I try hard to research Hadoop multi tenant solution and find spaceQuota is the key. After some test,I can`t really understand how hdfs calculate space quota?
I have a hdfs directory "/cb/kj_1" and set space quota of 1G,and some files of fixed size generated by dd command .
Firstly,I put four 10MB file to "/cb/kj_1",and count the space "hdfs dfs -count -q -v -h /cb/kj_1",the result as follows:
QUOTA REM_QUOTA SPACE_QUOTA REM_SPACE_QUOTA DIR_COUNT FILE_COUNT CONTENT_SIZE PATHNAME
none inf 1 G 880 M 1 12 48 M /cb/kj_1
These file cost 4*10*3=120M space and 880M remaining,that`s all-right.
Then,I put two 100M file to "/cb/kj_1/",count result as follows:
QUOTA REM_QUOTA SPACE_QUOTA REM_SPACE_QUOTA DIR_COUNT FILE_COUNT CONTENT_SIZE PATHNAME
none inf 1 G 280 M 1 14 248 M /cb/kj_1
These file cost 2*100*3=600M space and 280M remaining,without a doubt.

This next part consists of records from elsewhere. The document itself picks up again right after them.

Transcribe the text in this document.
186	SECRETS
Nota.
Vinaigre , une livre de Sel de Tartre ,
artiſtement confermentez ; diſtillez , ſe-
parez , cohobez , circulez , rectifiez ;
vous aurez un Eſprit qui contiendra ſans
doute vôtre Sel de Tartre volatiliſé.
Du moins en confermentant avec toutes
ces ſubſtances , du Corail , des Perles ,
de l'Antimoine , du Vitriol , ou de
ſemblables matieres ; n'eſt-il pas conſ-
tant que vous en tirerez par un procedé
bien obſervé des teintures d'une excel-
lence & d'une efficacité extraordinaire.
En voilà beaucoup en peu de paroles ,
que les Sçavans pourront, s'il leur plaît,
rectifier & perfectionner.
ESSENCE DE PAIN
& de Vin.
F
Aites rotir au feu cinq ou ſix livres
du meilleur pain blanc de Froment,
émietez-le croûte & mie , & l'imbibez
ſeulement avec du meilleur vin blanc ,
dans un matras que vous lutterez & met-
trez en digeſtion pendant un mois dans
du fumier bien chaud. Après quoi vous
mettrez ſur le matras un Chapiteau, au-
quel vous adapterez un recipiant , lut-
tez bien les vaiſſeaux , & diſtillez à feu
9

Finally,I put one 1K size file to "/cb/kj_1",this time hdfs reject my request,and throw "org.apache.hadoop.hdfs.protocol.DSQuotaExceededException":
Caused by: org.apache.hadoop.ipc.RemoteException(org.apache.hadoop.hdfs.protocol.DSQuotaExceededException): The DiskSpace quota of /cb/kj_1 is exceeded: quota = 1073741824 B = 1 GB but diskspace consumed = 1182793728 B = 1.10 GB
at org.apache.hadoop.hdfs.server.namenode.DirectoryWithQuotaFeature.verifyStoragespaceQuota(DirectoryWithQuotaFeature.java:214)

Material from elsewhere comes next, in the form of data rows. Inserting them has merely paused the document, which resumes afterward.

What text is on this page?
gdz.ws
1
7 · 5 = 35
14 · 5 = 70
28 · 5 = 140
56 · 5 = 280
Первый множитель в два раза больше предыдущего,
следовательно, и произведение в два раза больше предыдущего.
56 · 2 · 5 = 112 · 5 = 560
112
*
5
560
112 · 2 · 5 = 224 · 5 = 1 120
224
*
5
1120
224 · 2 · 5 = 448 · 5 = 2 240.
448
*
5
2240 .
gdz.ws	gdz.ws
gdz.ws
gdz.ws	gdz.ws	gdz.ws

at org.apache.hadoop.hdfs.server.namenode.DirectoryWithQuotaFeature.verifyQuota(DirectoryWithQuotaFeature.java:241)
at org.apache.hadoop.hdfs.server.namenode.FSDirectory.verifyQuota(FSDirectory.java:1074)
at org.apache.hadoop.hdfs.server.namenode.FSDirectory.updateCount(FSDirectory.java:903)

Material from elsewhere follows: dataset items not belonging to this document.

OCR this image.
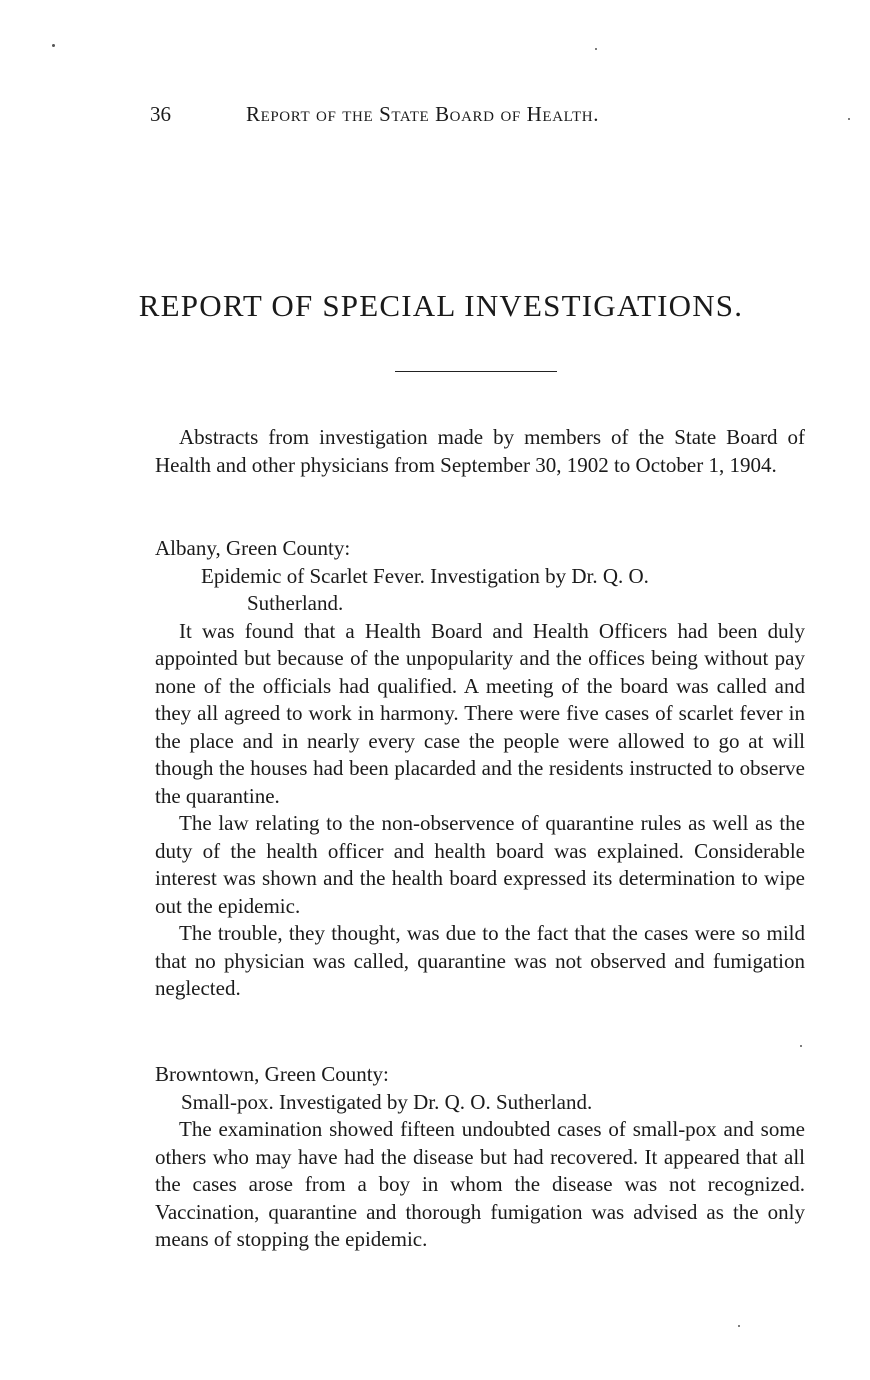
36	Report of the State Board of Health.
REPORT OF SPECIAL INVESTIGATIONS.

Abstracts from investigation made by members of the State Board of Health and other physicians from September 30, 1902 to October 1, 1904.

Albany, Green County:

Epidemic of Scarlet Fever. Investigation by Dr. Q. O.
Sutherland.

It was found that a Health Board and Health Officers had been duly appointed but because of the unpopularity and the offices being without pay none of the officials had qualified. A meeting of the board was called and they all agreed to work in harmony. There were five cases of scarlet fever in the place and in nearly every case the people were allowed to go at will though the houses had been placarded and the residents instructed to observe the quarantine.

The law relating to the non-observence of quarantine rules as well as the duty of the health officer and health board was explained. Considerable interest was shown and the health board expressed its determination to wipe out the epidemic.

The trouble, they thought, was due to the fact that the cases were so mild that no physician was called, quarantine was not observed and fumigation neglected.

Browntown, Green County:

Small-pox. Investigated by Dr. Q. O. Sutherland.

The examination showed fifteen undoubted cases of small-pox and some others who may have had the disease but had recovered. It appeared that all the cases arose from a boy in whom the disease was not recognized. Vaccination, quarantine and thorough fumigation was advised as the only means of stopping the epidemic.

at org.apache.hadoop.hdfs.server.namenode.FSDirectory.updateCount(FSDirectory.java:862)
The error message shows how many space it needs,after some calculation, (Diskspace-SPACE_QUOTA_size+REM_SPACE_QUOTA)/3=128M.
The last 1k file I put to hdfs would occupy one full block ,but the 10M file I put before cost 10M space,and 100M file cost 100M space.
It seems that one small file is not cost 128M(hdfs blocksize),if so,directory of 1G space quota can only contain 1024/3/128=2 file,but I put 6 files successfully.
The stat command shows the block size
hadoop fs -stat "%b %o" /cb/kj_1/10mb_1.dd
10485760 134217728
hadoop fs -stat "%b %o" /cb/kj_1/100mb_1.dd
104857600 134217728
I want to know how hdfs calculate the space(quota) when put files to directory ,and how it calculate space of files exists in directory.